Reality, yesterday some, more this morning, kind of snuck up on me and took my breath away. I KNOW all about the drugs I take. I know what they are for. I know what they do. I know that without them life gets to be really nasty for me.

I don’t feel so alone somehow having sat through everyone else’s reality.  I’m really glad I switched.  I feel, somehow, more like I’m part of some weird ass community.

Sometimes, though, realizing that I will be going there probably for the rest of my life to poison my body… that I will be taking my chemotherapy drugs forever… that I will be tricking my body into behaving nearly the way that normal people’s bodies behave… it all caught up to me. I can’t say that I have cancer, because for me it’s not cancer, but I have to let places know that I’m taking chemotherapy drugs because they are what they are.

The hat came home with me. It’s a little scratchy… the yarn is kind of stiff. I’m going to try fabric softener… It wanted to come home with me to remind me of my reality. This morning I’m enjoying coffee and I’m thinking I might take a break from my computer to go take a long hot bath.

I am glad that I’m not yet to the point where I scare people with the way my hands look. I’m glad that I ‘only’ hurt as much as I hurt.

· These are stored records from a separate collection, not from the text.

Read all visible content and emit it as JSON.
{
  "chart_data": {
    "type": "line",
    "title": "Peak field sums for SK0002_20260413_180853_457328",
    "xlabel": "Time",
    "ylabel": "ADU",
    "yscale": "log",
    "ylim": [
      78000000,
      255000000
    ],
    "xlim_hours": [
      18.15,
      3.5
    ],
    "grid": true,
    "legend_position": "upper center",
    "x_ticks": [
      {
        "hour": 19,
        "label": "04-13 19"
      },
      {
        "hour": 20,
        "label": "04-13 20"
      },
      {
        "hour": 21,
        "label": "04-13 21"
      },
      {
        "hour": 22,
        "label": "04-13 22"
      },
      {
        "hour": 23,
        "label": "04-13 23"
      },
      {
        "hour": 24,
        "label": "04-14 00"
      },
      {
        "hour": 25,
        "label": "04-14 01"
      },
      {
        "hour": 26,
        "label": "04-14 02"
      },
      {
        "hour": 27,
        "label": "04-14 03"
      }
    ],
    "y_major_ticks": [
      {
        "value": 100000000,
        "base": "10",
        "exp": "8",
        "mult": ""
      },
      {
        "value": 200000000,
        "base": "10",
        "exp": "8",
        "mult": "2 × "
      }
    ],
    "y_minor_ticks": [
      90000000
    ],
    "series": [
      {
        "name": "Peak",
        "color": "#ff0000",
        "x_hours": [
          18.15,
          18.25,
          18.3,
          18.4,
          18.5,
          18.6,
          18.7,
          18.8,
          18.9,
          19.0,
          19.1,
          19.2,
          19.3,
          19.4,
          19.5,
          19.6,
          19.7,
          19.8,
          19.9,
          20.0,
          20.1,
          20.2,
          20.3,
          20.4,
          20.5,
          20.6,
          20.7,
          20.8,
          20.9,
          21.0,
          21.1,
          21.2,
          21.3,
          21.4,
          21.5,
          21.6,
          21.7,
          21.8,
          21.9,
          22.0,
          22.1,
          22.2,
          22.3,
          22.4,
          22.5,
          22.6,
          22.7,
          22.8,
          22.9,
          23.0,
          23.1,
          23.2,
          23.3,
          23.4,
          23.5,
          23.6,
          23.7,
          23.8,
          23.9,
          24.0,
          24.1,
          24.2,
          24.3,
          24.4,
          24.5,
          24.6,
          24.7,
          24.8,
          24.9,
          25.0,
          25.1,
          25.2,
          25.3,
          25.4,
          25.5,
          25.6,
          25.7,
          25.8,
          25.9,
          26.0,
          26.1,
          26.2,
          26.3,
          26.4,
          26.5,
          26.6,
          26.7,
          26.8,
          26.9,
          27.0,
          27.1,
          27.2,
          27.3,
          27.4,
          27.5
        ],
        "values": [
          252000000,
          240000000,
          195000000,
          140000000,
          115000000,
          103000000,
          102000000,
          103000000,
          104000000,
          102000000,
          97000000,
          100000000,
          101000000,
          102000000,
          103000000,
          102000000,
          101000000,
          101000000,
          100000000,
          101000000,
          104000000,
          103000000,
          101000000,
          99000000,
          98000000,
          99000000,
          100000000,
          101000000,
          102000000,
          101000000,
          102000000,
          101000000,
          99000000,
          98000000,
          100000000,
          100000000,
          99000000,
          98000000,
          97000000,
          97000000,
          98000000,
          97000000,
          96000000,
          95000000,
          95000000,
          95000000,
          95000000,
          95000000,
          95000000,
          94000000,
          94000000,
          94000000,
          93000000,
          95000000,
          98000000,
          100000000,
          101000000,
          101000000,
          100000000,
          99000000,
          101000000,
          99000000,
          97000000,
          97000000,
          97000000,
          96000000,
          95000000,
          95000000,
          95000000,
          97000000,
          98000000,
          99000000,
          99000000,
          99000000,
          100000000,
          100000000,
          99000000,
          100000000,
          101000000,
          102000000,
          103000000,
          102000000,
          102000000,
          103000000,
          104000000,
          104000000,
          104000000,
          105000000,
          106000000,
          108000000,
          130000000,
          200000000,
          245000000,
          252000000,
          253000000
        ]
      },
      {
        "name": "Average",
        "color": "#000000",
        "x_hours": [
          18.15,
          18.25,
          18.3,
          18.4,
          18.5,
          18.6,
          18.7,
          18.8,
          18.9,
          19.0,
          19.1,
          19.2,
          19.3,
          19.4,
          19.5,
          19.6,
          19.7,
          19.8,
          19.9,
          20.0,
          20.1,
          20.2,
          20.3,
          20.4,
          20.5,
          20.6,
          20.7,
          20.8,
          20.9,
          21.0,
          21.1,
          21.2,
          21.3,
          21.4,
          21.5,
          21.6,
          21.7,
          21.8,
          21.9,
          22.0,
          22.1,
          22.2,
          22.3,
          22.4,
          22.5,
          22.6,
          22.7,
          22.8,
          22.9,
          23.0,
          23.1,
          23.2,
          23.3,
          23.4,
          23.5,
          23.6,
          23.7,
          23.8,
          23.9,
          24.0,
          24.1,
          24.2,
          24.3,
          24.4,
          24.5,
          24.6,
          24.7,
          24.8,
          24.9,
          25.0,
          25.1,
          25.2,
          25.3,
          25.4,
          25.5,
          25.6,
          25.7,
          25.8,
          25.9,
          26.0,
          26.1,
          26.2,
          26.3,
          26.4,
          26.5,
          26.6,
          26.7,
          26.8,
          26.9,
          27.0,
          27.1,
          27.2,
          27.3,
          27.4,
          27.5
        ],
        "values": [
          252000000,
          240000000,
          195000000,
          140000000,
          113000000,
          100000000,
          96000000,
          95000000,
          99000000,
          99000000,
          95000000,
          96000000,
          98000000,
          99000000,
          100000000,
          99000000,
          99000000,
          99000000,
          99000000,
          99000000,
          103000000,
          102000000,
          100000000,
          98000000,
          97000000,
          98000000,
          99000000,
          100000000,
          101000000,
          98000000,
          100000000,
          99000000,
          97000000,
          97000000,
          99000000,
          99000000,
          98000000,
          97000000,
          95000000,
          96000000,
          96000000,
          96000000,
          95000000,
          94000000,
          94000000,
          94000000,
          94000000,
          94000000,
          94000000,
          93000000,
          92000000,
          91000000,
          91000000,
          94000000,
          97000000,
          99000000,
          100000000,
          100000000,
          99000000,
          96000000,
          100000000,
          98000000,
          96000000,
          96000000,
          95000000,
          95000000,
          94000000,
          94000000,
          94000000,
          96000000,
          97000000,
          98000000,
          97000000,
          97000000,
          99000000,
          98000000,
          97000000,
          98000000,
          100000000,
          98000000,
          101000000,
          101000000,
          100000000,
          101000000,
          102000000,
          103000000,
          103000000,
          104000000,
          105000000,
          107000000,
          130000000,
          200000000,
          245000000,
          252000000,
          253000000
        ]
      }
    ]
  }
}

Mostly I’m glad that I learned that I need to treasure every second because you never know when it will be your last.

2 responses to “Reality Bytes

  1. I love how that hat reached out to you for a new home, you picked up a peice of your new community and brought it home with you. Sounds like a cozy exceptance/community to me. I like that you were present in the momment wile getting your poison, taking stock of all the other people around you also going thru some scary health issues. Sharing your commpassion and support your pressence even if just silently at times. All of you together equal Souls in your seperate vessals in need of poison to continue your unique physical experiences here on Earth. I so dislike that anyone of us has to deal with an Auto Imune disease of any kind, but I love that we can all share our story’s to help and support others, to vent our way thrugh so we can release some of our pain and tears. That we can and do continue to live, love, learn, we fight the fight to Survive and live the best life we can! Peace, Light, Bright Blessings, Mystical Luna Rose.